Lorsque l’équipe est arrivée au n° 7, le résident a nié, mais a dit « dans la foulée » qu’il avait une fosse commune dans la cour.

Douze travailleurs forcés juifs ont été abattus devant une fosse qu’ils avaient creusée après n’être plus d’aucune utilité pour les nazis, a raconté le résident.

Les volontaires polonais non juifs sont le visage de l’organisation en Pologne rurale et, contrairement à Daniels, ont le plus souffert de l’antisémitisme latent. Daniels raconte qu’une amie d’une volontaire lui a lancé : « Pourquoi tu traînes avec ces Juifs ? »

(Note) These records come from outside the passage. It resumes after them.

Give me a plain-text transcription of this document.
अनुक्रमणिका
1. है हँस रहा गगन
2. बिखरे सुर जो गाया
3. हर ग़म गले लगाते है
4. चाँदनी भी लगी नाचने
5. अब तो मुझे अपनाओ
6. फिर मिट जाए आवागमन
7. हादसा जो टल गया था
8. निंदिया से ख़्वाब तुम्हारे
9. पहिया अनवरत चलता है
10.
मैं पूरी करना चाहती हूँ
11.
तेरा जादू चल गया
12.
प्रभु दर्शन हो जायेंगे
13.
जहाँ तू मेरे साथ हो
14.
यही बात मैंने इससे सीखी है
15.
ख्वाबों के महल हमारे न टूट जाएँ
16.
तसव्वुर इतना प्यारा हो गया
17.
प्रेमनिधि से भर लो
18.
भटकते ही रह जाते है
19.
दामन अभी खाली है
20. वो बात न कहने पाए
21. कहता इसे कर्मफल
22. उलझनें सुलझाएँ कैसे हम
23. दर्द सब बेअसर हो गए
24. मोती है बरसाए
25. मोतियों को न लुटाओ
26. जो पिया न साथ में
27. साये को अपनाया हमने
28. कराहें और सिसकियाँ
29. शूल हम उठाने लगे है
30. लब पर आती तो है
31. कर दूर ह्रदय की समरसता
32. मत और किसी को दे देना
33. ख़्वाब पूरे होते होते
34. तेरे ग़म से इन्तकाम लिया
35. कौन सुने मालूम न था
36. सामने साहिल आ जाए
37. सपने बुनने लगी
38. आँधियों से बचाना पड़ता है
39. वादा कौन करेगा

Pourtant, l’organisation a lancé des projets de partenariat avec plusieurs universités polonaises et elle espère en initier davantage. En plus des étudiants de premier cycle, il travaille avec trois étudiants de troisième cycle qui écrivent leurs mémoires sur la restauration de pierres tombales.

Le potentiel de mise au jour des pierres tombales et des fosses communes est infini, dit Daniels.

« La question des charniers peut être résolue. Nous pouvons les trouver presque tous avec des experts et de l’argent pour les payer. Mais il faudra du temps et du travail », dit-il.

Il a bon espoir qu’avec le financement approprié, From the Depths pourra les détecter un par un, soulignant que le travail de l’organisation est urgent à l’approche du long hiver polonais qui crée des conditions de travail impossibles, et que les témoins oculaires ont une santé de plus en plus fragile.

« Surtout en Pologne, en Biélorussie, en Ukraine, vous jetez une pierre et vous touchez un site d’intérêt juif. C’est plus une question de savoir par où commencer », dit-il.